Malcolm most fears the experiment will take her away from him. For as she grows more like Tera, the more she has the audacity to dispirit his peace of mind with her emotions, including becoming “diffident.” He eventually ponders if she was ever truly real, or merely a facsimile of a younger Tera that crafted onto a dead baby still in the womb.
It is in fact, this evolution of feminine independence that perhaps clues into why Malcolm lives and all the other men, including Margaret’s father, die. On the night of the experiment, the men feign scientific rationality as they lustfully unwrap Queen Tera’s body, revealing a perfect nude form covered in a bridal dress. Malcolm compares it to an ivory statue of antiquity. But as Margaret demands the men not stare at her naked form, only Malcolm attempts to obey his fiancee’s wishes and goes to the door, before she allows him to stay and look. None of the other men are so respectful to Tera/Margaret’s wishes.
“What does that matter? Sex is not a matter of years! A woman is a woman, if she has been dead five thousand centuries!”
At the end of the novel, all the men, who also watched the experiment first-hand as vapors and jewels began to glow around Tera’s body, are dead. Malcolm is not. But the curiosity is that in the dark of night (the power goes out and the lamps are smited in the experiment), Malcolm first mistakes Tera’s body for Margaret and escorts it after fainting upstairs. Upon returning, he discovers Margaret is dead and the body he took away was that of Tera, who vanished into the night, leaving behind her bridal gown that only Malcolm was given permission by Margaret to glimpse beneath.
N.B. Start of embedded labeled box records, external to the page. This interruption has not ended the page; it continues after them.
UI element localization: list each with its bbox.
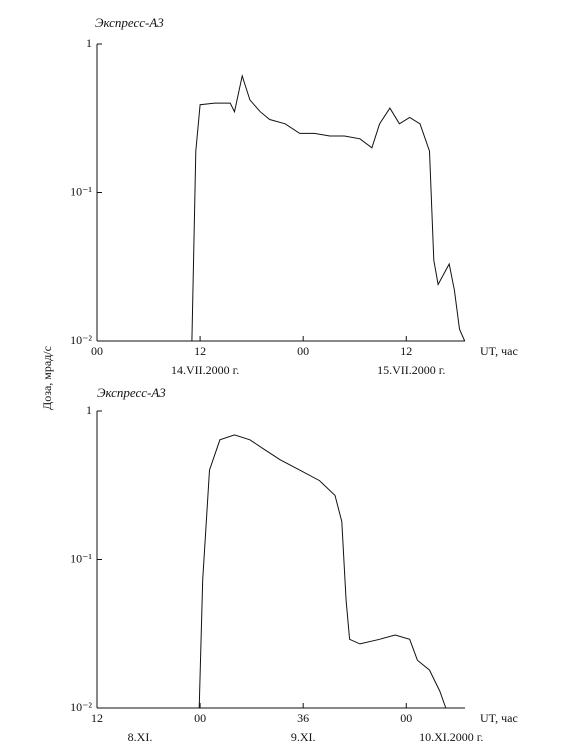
date-label: 15.VII.2000 г. bbox=[377, 363, 445, 377]
y-tick-label: 10⁻² bbox=[70, 333, 92, 347]
x-axis-label: UT, час bbox=[480, 344, 518, 358]
x-tick-label: 00 bbox=[297, 344, 309, 358]
chart-title: Экспресс-А3 bbox=[95, 15, 164, 30]
data-line bbox=[191, 73, 466, 342]
date-label: 8.XI. bbox=[128, 730, 153, 744]
x-tick-label: 00 bbox=[194, 711, 206, 725]
x-axis-label: UT, час bbox=[480, 711, 518, 725]
x-tick-label: 12 bbox=[194, 344, 206, 358]
x-tick-label: 36 bbox=[297, 711, 309, 725]
date-label: 14.VII.2000 г. bbox=[171, 363, 239, 377]
y-tick-label: 1 bbox=[86, 36, 92, 50]
date-label: 10.XI.2000 г. bbox=[419, 730, 483, 744]
y-tick-label: 1 bbox=[86, 403, 92, 417]
x-tick-label: 00 bbox=[400, 711, 412, 725]
chart-title: Экспресс-А3 bbox=[97, 385, 166, 400]
x-tick-label: 00 bbox=[91, 344, 103, 358]
x-tick-label: 12 bbox=[91, 711, 103, 725]
y-tick-label: 10⁻² bbox=[70, 700, 92, 714]
y-tick-label: 10⁻¹ bbox=[70, 551, 92, 565]
y-tick-label: 10⁻¹ bbox=[70, 184, 92, 198]
data-line bbox=[198, 434, 447, 709]
date-label: 9.XI. bbox=[291, 730, 316, 744]
y-axis-label: Доза, мрад/с bbox=[40, 346, 54, 410]
x-tick-label: 12 bbox=[400, 344, 412, 358]
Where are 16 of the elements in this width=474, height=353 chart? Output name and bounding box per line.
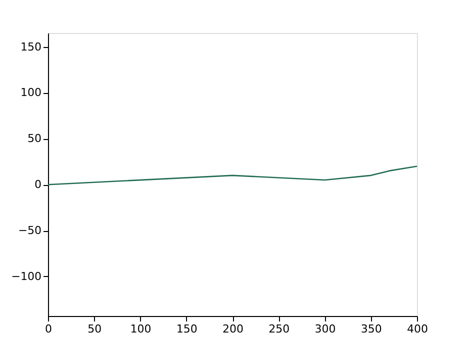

A more logical ending might have been if the two bodies of Margaret and Tera became one, because their souls were clearly linked. My interpretation of it all is the girl that Malcolm knew as Margaret is entirely destroyed and consumed by the womanly Tera, who is now free to leave her father’s household, as well as Malcolm’s dominion, never to be seen again.
Tera Lives Again
Intentionally or not, 2017’s The Mummy returns to the specter that haunted Stoker’s Egyptian ghost story. Director Alex Kurtzman credits the Egyptian origins of Oscar Isaac’s fiend in X-Men: Apocalypse for the gender swap in his take on The Mummy tale. And indeed, he seems to have combined Imhotep and Ankh-es-en-Amon right down to their names merging into “Ahmanet.” (The name may also be a play on “Amunet” the ancient Egyptian goddess who’s a recurring presence in the also Dracula-influenced Showtime series, Penny Dreadful).
We even asked Kurtzman about it during a recent New York junket for The Mummy. While he admits he never knew about Jewel, he mused, “Now I have something to read. I’m going to remember that.”
Be that as it may, the visual of a strong, new woman returning from thousands of years ago to ruin a man’s calm—in this case Tom Cruise—is the stuff of Victorian night terrors. Just ask Bram Stoker.